When DoD officials used to talk about Air-Sea Battle, they talked about it the way they talk about the Quadrennial Defense Review: A bound, printed document that hits your desk like an oar slapping a lake. There'd be weeks or months of "study," lots of staff chop, drafting, printing, and here'd be this final product, a doorstop called "Air-Sea Battle." It would explain itself. The Center for Strategic and Budgetary Assessments, bless its heart, appeared to have expected just this kind of document in its "point of departure" whitepaper from 2010. It called for Pentagon guidance that would mandate "significant changes in its program of record" and offered its own detailed suggestions for how to prepare and arm for The Big One against China.

(CSBA's recommendations included "mitigating the missile threat to Guam and other selected bases, and to maritime forces" and "Developing and fielding directed-energy weapons.")

But something happened. Or, rather, nothing happened. "Air-Sea Battle," the tome, never materialized. It still hasn't. According to November's briefers, there may never be one. Greenert and Schwartz didn't mention one this week. Instead we got the Air-Sea Battle Office, which is helping with "more than 200 initiatives," as Greenert said. Hill and Building sources have said Air-Sea Battle was "finished" awhile ago, that it was "on Secretary Panetta's desk," yet something apparently happened and it became a non-thing.

"The secretary of defense has acknowledged the work as credible work and has given us the green light to move forward with the implementation of the Air-Sea Battle concept," one of November's briefers said.
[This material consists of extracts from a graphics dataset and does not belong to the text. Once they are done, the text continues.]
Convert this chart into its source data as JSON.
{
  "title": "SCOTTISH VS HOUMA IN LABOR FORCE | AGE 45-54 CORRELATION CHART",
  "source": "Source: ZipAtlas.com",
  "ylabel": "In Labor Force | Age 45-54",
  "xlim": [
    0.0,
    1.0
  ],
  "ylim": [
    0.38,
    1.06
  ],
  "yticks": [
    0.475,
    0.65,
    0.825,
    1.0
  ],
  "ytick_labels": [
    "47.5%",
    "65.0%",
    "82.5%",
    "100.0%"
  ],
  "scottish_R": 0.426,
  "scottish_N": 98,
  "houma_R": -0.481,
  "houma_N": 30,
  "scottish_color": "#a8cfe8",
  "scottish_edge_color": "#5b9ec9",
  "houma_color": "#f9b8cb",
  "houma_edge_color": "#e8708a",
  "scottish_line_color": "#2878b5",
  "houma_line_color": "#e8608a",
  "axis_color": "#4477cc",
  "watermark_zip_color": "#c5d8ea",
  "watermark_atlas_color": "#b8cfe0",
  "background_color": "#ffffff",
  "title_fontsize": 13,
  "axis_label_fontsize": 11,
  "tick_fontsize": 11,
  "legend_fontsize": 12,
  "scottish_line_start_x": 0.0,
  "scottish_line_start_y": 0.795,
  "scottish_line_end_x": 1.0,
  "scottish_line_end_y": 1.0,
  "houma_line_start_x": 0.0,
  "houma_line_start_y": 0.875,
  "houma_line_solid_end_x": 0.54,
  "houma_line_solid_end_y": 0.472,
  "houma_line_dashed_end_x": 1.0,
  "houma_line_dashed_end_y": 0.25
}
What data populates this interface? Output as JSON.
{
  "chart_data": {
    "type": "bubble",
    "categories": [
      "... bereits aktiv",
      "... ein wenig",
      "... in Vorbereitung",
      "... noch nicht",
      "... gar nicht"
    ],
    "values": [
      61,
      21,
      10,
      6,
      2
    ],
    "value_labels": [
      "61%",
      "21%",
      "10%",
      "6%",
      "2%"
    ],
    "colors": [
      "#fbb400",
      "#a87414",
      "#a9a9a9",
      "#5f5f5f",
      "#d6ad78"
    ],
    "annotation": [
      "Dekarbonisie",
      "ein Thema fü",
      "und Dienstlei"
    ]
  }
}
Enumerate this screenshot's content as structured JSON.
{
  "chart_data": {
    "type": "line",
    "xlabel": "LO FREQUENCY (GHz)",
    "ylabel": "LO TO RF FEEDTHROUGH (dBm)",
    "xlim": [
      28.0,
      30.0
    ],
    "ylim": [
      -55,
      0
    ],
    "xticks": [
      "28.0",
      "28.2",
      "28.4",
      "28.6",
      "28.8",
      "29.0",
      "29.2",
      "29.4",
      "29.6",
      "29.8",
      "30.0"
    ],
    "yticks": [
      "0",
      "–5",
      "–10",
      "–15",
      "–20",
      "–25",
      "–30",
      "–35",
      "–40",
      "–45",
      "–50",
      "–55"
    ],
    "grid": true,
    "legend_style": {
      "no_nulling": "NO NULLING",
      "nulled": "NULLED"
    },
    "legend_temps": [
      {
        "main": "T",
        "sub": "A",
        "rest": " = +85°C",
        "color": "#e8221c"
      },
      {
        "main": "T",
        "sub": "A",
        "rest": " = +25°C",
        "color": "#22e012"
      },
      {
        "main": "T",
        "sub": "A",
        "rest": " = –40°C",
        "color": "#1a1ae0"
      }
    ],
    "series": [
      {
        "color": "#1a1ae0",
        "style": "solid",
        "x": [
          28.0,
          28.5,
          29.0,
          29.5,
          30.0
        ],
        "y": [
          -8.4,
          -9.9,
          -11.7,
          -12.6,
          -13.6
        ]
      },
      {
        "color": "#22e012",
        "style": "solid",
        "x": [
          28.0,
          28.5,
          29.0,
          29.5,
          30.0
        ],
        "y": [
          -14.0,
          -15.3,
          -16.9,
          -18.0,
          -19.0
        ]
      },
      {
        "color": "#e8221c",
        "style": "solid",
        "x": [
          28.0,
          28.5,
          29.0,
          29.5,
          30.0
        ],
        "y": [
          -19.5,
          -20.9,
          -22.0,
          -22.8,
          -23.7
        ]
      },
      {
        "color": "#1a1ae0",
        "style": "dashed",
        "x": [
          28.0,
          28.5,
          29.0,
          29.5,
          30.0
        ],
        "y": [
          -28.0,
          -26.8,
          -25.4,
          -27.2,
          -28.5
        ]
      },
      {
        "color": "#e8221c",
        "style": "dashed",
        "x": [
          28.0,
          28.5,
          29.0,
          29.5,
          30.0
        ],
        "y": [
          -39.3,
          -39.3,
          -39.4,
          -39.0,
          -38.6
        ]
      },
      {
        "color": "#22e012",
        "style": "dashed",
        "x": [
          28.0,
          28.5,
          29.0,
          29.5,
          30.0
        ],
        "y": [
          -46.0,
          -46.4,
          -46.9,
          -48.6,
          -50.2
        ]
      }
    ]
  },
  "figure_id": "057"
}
As we said at the time, maybe that meant Panetta was so blown away he greenlit the Air-Sea Battle TV pilot to become a full series. Or maybe he said, "I don't understand a word you're saying, colonel -- you guys need more time on this thing because I can't make heads or tails of it."

Either way, if you take away  "Air-Sea Battle," a lot of what Greenert and Schwartz said this week were things they and their predecessors have been saying for years: We have to work better together. Our platforms have to talk to each other. We can't afford to duplicate what we buy, and we need to collaborate better on what we do. "One team, one fight."

Meanwhile, there are no death rays or cloaking devices or flying carriers in the Future Years Defense Plan -- that could be the real reason why the "Air-Sea Battle" we learned about this week is so meek and mild compared to the one we were promised. Pentagon leaders may have looked at their steady or declining budget projections and thought: Before the death ray, let's make sure all of our ships can talk to all of our airplanes.